The companies believe they will be required to divest three Constellation generating stations located in the Pennsylvania-New Jersey-Maryland territory, the only market where there is a material generation overlap. The stations include baseload coal-fired generation units plus associated gas and oil units, and have a total capacity of 2,648MW.

“This is a modest portion of our combined expected 2012 generation,” said Constellation chairman, president and CEO Mayo Shattuck, who will become executive chairman of the combined company while Exelon president and COO Christopher Crane becomes president. Rowe plans to retire.
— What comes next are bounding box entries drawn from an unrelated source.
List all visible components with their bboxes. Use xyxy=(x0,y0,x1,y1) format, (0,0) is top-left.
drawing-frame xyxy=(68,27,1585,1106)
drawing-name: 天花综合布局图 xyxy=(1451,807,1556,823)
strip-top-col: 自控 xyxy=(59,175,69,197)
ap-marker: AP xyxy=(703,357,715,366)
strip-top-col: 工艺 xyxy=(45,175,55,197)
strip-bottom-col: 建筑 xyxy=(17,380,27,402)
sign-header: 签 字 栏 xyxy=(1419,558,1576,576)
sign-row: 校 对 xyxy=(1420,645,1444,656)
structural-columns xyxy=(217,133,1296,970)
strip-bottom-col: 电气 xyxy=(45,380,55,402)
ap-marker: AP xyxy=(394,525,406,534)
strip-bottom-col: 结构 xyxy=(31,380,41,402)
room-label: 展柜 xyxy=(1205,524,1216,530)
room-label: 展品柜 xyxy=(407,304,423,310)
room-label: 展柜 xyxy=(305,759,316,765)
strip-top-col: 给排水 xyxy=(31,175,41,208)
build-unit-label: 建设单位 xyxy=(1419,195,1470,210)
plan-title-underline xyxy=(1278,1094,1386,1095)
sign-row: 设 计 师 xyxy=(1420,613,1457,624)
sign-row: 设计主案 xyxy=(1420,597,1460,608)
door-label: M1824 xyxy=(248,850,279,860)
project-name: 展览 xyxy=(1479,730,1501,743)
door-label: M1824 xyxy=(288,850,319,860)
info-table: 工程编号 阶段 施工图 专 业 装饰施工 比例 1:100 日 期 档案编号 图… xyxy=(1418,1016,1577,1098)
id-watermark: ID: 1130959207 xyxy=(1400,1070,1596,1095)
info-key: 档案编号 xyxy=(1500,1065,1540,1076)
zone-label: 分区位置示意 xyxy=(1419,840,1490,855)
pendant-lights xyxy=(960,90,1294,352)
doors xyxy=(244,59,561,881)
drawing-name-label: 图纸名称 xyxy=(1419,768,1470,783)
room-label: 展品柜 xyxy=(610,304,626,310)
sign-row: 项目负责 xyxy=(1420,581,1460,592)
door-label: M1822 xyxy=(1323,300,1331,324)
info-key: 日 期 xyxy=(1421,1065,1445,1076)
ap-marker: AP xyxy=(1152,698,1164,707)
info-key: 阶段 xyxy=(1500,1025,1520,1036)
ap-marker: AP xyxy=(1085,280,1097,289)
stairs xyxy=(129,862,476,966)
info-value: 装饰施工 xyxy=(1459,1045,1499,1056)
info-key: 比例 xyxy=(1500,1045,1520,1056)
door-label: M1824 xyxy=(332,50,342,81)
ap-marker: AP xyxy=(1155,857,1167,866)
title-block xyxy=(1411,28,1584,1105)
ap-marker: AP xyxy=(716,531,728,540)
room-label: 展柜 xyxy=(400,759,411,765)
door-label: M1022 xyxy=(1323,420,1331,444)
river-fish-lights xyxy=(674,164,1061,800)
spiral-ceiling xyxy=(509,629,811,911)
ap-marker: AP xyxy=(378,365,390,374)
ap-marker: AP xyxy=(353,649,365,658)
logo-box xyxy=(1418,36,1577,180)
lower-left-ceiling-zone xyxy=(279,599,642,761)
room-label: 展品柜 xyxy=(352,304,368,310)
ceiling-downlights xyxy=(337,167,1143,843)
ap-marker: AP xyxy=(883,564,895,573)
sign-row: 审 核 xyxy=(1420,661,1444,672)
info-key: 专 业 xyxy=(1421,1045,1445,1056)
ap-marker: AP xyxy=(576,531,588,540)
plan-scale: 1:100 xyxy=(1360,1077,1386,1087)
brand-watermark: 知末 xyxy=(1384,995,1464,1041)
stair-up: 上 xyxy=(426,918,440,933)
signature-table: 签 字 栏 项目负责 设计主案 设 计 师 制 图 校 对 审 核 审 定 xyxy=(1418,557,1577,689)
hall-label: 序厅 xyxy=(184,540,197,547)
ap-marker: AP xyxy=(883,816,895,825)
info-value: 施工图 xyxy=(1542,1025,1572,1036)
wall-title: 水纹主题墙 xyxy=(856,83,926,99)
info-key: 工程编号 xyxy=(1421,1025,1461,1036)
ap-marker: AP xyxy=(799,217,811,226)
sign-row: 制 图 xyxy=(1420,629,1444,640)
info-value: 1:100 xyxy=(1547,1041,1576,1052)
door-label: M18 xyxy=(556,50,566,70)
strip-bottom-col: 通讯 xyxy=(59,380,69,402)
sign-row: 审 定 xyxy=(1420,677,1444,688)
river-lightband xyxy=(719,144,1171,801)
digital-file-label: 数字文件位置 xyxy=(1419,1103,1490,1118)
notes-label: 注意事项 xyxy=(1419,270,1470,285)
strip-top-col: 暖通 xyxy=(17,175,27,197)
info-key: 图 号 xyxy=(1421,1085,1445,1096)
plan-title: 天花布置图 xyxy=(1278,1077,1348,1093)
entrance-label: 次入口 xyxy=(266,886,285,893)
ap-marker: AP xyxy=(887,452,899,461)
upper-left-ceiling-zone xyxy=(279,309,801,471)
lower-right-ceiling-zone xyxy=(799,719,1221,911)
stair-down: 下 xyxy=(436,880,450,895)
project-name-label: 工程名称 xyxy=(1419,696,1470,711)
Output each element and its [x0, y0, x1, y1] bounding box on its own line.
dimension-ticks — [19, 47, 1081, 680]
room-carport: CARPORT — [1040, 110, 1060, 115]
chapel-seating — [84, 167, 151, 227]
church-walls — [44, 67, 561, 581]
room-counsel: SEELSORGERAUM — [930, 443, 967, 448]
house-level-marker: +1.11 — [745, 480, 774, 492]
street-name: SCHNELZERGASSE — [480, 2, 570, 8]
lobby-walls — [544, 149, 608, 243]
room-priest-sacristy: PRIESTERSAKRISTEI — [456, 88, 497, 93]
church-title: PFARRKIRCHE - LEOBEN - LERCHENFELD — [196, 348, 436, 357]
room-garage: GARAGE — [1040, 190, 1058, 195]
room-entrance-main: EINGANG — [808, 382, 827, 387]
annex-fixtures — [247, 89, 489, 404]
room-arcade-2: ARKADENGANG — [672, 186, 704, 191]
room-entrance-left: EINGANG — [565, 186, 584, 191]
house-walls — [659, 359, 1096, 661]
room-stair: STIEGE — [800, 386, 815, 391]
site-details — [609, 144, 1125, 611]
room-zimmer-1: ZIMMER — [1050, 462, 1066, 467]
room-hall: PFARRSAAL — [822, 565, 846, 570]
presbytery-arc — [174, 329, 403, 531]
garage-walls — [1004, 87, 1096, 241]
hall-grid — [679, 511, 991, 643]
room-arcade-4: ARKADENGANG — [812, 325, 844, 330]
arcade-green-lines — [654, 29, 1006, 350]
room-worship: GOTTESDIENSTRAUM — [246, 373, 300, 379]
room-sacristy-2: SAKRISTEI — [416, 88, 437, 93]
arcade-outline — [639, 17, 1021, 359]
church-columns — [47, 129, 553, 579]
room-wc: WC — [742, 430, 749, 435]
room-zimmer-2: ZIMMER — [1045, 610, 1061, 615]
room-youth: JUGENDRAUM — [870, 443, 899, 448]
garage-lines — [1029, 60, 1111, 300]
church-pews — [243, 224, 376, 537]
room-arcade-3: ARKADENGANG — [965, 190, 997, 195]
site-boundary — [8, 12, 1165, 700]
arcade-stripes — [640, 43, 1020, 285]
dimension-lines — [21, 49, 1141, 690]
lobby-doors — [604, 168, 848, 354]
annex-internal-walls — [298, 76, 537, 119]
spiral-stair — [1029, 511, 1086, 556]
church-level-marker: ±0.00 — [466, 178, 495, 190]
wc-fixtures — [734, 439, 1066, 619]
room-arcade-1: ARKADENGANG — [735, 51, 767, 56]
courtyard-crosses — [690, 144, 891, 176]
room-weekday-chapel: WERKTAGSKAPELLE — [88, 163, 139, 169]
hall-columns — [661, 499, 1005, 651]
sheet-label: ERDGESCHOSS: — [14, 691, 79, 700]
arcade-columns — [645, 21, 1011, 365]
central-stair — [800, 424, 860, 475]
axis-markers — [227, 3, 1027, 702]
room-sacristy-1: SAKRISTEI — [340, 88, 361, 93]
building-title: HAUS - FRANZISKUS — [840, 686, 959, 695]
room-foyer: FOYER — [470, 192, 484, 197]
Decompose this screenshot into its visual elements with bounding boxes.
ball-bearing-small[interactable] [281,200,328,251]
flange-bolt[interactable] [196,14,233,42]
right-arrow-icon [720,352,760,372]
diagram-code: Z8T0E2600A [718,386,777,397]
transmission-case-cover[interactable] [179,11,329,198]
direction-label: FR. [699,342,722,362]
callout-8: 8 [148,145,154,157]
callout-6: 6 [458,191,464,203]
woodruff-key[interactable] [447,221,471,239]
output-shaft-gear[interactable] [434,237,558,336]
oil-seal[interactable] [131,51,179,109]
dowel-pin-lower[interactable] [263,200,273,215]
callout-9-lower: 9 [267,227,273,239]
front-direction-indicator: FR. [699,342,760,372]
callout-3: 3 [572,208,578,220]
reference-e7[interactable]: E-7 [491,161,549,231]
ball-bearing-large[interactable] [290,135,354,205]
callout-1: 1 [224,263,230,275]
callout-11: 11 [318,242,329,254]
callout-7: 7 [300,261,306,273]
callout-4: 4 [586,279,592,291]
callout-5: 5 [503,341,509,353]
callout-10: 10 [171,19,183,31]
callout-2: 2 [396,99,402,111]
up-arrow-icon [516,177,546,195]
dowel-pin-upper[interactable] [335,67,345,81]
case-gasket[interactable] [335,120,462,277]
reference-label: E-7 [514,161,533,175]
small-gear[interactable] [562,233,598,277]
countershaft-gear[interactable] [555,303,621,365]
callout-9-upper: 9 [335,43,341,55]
The companies have also committed to directly invest more than $250 million in Maryland, including providing a $100 credit to each customer of utility Baltimore Gas & Electricity (BGE), $5 million for a state programme to assist low-income customers, $10 million in annual charitable giving for 10 years and a pledge not to cut BGE jobs for at least two years.

“Usually state regulators want to see some benefits shared with the ratepayers,” Vince said. “It looks like the merging partners have already begun to address that so the question is will the state regulators think that’s generous enough.”

The companies seem determined to avoid the fate of Constellation Energy’s proposed acquisition by FPL Group, which collapsed in 2006 amid concerns about skyrocketing local electricity rates, a key focus for state regulators.

“It’s almost like a 50-50 type track record” for utility mergers, said Paul Fremont, managing director of investment bank Jefferies.